Thursday, May 29, 2014

Open Your Eyes

I know it has been a while but something happened today that I just have to share. I was supposed to be to work by 3:30. I wasted most of my morning doing silly things, watching netflix, reading, and figuring out my fall school schedule. at 2:30 I got ready really fast, remembering that I had to stop by the pharmacy on the way to work to pick up some medicine. I left the house, turned on the music, and just drove. After picking up the medicine, I went to pull out of the parking lot only to realize that I couldn't turn the way I needed to. So I decided I would go right and just make a simple U-turn to get going the right way. So I did just that. I made my u-turn and went on my merry way. Only a few seconds later I saw the dreaded blue and red flashing lights. I had no clue why I was being pulled over- but I pulled over! I was scared out of my mind, it was the first time that had happened. As the officer approached he asked "do you know why I pulled you over?" I told him I had no idea (as I frantically kept searching for my registration). He then continued to tell me that not only had I made an illegal u-turn, but I had almost been t-boned by another car that was behind me. I was shocked, I had not seen or heard any cars even close to me. He was surprised I didn't hear the screeching of tires as the guy stepped on his breaks. I swear my music wasn't that loud- but I knew I wasn't blind. I go lucky, the officer let me off with a warning telling me the Utah u-turn laws, and telling me to be sure to pay better attention to my surroundings. Then we both went on our way.

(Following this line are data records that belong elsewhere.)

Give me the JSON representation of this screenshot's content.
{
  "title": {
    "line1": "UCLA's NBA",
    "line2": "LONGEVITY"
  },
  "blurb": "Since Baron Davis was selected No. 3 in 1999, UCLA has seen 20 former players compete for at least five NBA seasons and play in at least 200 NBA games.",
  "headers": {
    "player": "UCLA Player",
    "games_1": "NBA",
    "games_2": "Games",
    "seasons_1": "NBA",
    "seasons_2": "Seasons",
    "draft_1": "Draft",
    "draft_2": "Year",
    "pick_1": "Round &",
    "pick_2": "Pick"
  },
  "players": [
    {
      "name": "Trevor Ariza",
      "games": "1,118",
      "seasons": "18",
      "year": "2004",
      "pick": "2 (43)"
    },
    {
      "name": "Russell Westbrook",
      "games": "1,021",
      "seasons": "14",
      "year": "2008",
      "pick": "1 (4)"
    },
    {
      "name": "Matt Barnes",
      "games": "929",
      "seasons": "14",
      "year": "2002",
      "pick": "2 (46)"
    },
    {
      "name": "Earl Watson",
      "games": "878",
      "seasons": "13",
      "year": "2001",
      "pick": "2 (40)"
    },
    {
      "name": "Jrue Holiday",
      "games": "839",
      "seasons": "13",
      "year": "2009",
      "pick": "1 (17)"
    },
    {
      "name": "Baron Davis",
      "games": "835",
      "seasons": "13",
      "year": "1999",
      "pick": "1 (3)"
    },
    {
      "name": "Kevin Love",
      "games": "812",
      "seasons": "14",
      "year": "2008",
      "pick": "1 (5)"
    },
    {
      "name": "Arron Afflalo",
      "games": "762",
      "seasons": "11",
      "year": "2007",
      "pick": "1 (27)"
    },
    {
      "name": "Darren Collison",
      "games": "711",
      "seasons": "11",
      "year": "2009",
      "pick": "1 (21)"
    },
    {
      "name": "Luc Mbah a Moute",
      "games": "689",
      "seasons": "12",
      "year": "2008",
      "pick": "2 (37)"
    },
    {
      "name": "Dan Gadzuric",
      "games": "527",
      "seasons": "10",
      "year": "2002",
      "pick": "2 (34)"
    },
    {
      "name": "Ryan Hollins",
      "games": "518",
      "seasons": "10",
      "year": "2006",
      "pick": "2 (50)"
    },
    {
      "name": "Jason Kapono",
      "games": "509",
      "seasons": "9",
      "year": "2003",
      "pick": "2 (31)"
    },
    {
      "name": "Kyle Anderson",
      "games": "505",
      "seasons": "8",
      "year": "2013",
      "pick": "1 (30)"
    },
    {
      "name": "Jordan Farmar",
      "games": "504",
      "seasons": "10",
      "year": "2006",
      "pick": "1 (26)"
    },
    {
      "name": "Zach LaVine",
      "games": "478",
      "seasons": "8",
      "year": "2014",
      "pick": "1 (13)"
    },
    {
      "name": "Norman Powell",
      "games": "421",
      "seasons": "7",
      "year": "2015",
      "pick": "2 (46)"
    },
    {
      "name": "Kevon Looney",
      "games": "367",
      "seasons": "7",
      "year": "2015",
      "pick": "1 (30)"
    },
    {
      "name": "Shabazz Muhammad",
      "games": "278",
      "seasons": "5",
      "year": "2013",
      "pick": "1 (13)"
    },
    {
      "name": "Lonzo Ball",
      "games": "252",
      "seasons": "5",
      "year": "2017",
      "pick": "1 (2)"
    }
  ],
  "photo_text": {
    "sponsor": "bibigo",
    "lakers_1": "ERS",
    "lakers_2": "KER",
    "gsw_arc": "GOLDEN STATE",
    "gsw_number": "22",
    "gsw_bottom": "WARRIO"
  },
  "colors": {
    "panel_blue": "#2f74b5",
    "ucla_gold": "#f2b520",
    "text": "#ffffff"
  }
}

As I got to work, I continued to think about the experience I had just had. I could have been in a terrible accident, I could have been hurt, I could have hurt someone else- but instead I didn't even know I was in danger. I thought I had just made a simple turn to redirect myself.
I found this quote by Elder Packer:
"Strangely, doing the wrong thing often seems reasonable, possibly because it seems to be the easiest course. We often hear as a justification for wrong behavior, “Well, everybody is doing it.” This evil distorts the truth, and its author is Satan."

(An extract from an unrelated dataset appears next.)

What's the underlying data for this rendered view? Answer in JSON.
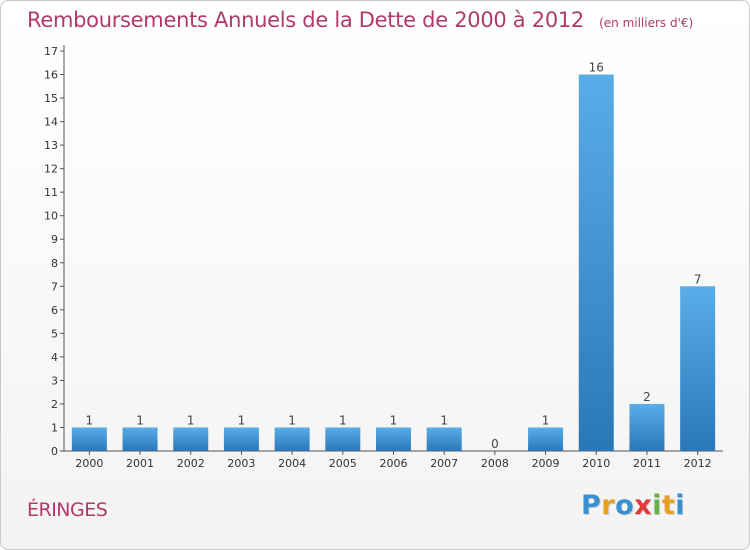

I had done the wrong thing, simply thinking it was the most logical thing to do to correct my mistake. I had seen u-turns done there before and so I thought that it was completely legal. I could have driven back around through the parking lot and exited at the right spot- but I had been too lazy for that, to rushed. So instead I broke the law, and put myself in danger in doing so.
I recognized this was an exact parallel to my spiritual progression. Some times we are placed with a path that seems like it will take too much time. We are so caught up in "the music" and "being on time" and all the other little things in life that we forget to do the right things. For example: We may have the opportunity to have a day where we have time to attend the temple, more than enough time to read our scriptures, and we could even visit some people in need. But, that drive is just too far- and I went last week anyway. And I read the scriptures this morning with my family, so I don't really need to read again. So instead I busy myself with napping, reading, tv, and facebook.
As sad as it is, I realized that I have been spiritually blind. Instead of trying to be better, I try to do the easiest thing and think that I can just kind of stay where I am at. I don't recognize the temptations that surround that easy choice. The spiritual danger it puts me in to avoid doing those good things.
Just like in driving where you have to be sure to check your blind spots, signal, and obey the law. In our spiritual progression we have to make sure we constantly are aware of the blind spots where satan may be sneaking in. We must be sure to set a course- and stay on it even when others try to sway us. We have been given commandments, and blessings, and family to help us. We must use those in order to continue to safely travel through the crazy traffic packed roads of life.
Obviously we are not perfect, we will sometimes need to be fixed or helped along the way. Thank goodness for our spiritual mechanic who has already experience all of our problems and knows exactly how to help us through them. Thank goodness for a Savior who loves us no matter our mistakes and bruises. Thank goodness for a comforting spirit that warns us or makes us aware of the things that we have done wrong. Thank goodness for the restored gospel of Jesus Christ. Thank goodness for learning experiences such as this that help me to open my eyes and see.